In what clinical experience can you report, thus far, with the newer test?

Daniel Grosu:

We have tested nearly 5000 clinical samples since the asset was launched. Results to date have revealed several very interesting observations. First, the positivity rate has been around 6%, which is more than twice as high as from 21 PLUS. This, to us, suggests that right now the asset is used primarily by maternal fetal medicine specialists for cases that are particularly complex and are likely to have a positive finding. This is appropriate for the early phase of adoption of a highly innovative and complex test. Second, we find that approximately 25% of the positive findings are unique to MaterniT GENOME. That is, they would not be detectable by other NIPT currently available.

These unique findings consist primarily of abnormalities scattered across the genome that are individually very rare but cumulatively are quite prevalent, such as unbalanced translocations, intrachromosomal rearrangements, and rare whole chromosome aneuploidies. This observation and practice aligns fairly closely with the theoretical expectation that MaterniT GENOME would detect, by design, a large fraction of those abnormalities that would not have been previously detectable by NIPT. Further testament to the genome wide power of the test is that, within the first 4000 reported cases the test identified at least 1 abnormality for each of the chromosomes in the human genome.

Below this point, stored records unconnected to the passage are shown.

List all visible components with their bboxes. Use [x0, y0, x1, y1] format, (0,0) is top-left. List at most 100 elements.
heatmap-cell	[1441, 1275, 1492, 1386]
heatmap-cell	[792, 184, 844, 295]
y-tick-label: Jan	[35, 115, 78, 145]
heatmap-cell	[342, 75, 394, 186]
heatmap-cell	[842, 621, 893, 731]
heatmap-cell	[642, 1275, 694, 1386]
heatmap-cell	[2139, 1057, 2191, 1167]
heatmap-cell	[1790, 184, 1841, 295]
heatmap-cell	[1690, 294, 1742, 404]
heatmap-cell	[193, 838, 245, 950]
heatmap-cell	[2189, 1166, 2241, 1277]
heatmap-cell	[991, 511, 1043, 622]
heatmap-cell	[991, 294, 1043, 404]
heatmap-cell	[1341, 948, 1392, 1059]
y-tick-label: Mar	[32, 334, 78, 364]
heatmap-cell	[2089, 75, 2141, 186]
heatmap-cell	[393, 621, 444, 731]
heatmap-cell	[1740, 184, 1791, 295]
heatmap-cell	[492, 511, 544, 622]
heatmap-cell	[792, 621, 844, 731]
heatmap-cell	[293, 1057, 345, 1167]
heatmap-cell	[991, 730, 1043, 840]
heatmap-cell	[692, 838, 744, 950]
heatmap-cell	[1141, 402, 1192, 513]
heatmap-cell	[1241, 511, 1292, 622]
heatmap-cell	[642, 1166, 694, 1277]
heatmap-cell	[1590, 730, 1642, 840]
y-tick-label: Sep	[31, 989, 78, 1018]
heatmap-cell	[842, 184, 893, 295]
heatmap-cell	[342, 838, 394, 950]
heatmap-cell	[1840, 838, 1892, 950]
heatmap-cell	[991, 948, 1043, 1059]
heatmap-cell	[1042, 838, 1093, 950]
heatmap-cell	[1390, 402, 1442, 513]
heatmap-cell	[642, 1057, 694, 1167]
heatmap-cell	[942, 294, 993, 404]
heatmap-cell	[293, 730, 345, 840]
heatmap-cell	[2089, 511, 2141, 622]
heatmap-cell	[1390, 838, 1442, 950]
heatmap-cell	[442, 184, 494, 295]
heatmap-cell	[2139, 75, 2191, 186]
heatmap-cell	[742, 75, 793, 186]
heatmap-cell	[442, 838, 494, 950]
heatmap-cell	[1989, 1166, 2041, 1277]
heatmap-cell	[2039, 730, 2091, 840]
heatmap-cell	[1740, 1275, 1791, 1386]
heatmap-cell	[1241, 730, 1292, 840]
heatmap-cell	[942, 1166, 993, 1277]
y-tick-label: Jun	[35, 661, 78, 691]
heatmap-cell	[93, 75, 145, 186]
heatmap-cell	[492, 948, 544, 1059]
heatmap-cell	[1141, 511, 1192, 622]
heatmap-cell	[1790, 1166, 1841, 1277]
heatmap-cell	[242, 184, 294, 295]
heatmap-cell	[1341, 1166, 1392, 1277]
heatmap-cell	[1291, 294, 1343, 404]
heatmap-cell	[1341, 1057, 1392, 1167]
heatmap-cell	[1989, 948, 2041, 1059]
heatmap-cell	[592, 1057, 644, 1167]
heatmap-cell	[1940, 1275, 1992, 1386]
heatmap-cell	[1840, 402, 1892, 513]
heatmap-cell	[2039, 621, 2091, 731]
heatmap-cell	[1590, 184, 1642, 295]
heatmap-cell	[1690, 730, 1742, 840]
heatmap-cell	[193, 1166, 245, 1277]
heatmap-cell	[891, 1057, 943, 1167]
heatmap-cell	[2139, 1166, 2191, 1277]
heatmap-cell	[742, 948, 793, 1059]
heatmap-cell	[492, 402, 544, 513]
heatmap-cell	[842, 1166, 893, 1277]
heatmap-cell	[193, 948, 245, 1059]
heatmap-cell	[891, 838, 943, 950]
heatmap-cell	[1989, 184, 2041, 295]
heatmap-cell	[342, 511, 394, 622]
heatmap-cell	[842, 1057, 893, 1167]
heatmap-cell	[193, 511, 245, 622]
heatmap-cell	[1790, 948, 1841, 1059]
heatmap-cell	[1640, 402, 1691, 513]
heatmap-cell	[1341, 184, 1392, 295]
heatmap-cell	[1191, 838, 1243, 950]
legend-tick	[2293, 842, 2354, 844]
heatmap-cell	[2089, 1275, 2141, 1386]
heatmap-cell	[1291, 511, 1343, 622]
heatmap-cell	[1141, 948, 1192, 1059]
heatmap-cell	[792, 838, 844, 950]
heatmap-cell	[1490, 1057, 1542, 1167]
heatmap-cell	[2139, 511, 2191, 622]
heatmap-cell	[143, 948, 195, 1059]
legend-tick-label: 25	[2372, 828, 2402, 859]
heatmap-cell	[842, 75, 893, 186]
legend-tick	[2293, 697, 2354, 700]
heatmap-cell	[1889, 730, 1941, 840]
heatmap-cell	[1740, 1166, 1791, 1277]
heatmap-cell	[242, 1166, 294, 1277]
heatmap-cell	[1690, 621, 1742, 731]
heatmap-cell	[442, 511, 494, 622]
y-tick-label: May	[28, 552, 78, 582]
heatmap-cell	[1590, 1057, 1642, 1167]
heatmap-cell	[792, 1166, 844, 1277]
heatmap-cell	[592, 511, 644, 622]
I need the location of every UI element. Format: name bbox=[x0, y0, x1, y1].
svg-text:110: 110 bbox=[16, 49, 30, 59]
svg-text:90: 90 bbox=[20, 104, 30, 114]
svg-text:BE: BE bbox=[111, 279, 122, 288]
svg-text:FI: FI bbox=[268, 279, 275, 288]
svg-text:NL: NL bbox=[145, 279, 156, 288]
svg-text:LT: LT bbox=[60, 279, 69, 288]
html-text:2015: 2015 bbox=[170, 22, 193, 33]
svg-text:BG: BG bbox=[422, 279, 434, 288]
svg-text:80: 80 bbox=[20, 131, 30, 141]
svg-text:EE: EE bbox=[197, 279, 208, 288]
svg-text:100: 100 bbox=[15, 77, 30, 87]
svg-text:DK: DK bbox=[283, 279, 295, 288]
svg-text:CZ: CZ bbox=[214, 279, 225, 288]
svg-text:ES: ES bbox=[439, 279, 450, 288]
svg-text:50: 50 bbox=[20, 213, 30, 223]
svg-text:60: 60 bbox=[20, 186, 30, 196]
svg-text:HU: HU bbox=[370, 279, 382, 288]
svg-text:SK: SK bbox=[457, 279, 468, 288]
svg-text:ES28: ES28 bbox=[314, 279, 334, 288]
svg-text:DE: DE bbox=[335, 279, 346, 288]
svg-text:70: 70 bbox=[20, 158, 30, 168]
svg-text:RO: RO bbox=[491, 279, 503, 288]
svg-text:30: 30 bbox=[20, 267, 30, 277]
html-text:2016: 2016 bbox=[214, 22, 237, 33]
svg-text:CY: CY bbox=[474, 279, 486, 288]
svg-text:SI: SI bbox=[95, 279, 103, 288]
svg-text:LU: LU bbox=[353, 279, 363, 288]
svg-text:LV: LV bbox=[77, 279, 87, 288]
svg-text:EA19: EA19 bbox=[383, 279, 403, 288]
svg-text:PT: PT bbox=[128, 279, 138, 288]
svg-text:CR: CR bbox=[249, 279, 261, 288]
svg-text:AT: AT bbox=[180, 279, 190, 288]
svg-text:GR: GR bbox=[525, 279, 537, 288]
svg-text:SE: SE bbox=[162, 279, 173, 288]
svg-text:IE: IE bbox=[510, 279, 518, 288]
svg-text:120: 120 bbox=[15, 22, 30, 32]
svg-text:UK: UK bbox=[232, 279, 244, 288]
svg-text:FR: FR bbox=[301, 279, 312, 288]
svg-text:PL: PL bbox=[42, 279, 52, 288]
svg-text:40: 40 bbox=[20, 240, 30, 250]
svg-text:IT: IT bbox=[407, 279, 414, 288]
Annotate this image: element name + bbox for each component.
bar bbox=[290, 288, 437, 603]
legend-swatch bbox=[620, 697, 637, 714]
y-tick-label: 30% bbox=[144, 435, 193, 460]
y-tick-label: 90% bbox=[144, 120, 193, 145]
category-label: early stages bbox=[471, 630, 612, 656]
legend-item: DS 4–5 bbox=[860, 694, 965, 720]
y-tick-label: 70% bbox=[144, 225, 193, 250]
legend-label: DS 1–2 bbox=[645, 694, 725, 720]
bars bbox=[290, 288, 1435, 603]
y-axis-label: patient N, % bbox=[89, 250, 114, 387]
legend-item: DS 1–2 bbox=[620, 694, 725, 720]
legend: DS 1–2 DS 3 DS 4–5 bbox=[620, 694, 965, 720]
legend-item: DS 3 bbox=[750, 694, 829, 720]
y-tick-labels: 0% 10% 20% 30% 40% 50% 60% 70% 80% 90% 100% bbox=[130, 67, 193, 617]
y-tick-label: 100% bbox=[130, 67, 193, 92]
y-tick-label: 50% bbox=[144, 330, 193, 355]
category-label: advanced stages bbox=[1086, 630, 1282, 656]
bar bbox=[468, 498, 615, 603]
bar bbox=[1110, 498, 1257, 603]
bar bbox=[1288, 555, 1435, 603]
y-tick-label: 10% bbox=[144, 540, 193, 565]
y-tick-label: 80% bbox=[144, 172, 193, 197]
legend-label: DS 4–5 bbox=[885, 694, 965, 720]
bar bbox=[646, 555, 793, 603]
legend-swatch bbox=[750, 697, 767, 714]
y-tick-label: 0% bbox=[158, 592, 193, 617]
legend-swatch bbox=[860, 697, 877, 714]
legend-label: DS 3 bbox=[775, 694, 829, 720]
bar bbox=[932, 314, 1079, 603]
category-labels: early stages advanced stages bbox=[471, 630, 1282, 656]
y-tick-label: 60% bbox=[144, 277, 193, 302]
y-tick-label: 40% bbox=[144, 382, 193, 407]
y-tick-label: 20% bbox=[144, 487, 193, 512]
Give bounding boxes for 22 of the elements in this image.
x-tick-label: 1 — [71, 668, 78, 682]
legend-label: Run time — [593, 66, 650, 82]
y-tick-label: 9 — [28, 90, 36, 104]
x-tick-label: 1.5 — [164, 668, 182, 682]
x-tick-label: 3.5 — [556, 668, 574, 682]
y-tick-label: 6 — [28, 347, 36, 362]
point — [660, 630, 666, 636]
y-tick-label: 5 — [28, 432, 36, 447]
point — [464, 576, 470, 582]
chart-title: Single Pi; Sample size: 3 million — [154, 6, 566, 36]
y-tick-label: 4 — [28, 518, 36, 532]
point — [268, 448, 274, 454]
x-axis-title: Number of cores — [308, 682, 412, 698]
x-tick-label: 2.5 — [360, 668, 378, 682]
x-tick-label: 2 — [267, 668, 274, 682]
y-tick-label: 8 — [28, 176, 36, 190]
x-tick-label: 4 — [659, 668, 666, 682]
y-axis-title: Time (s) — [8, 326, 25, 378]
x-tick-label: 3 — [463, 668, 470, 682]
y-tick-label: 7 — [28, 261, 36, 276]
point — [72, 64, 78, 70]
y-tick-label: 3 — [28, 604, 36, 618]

We aim to follow up diligently on all positive results through our genetic counselors and lab directors and any reported discrepancies, in order to continue learning about the performance of the test in a clinical setting. As the clinical experience builds over time we intend to share it with the community through abstract and peer view publications as we have done for our previous tests over the years. Bottom line is MaterniT GENOME enaugerated a new era in NIPT and we are just getting started on a very interesting journey.

Phillips Khul:

Thank you, Daniel. I look forward to your participation in that of Sequenom, at the upcoming conference in Lisbon in early April.

Daniel Grosu:

Thank you, Phillips. I look forward to the same.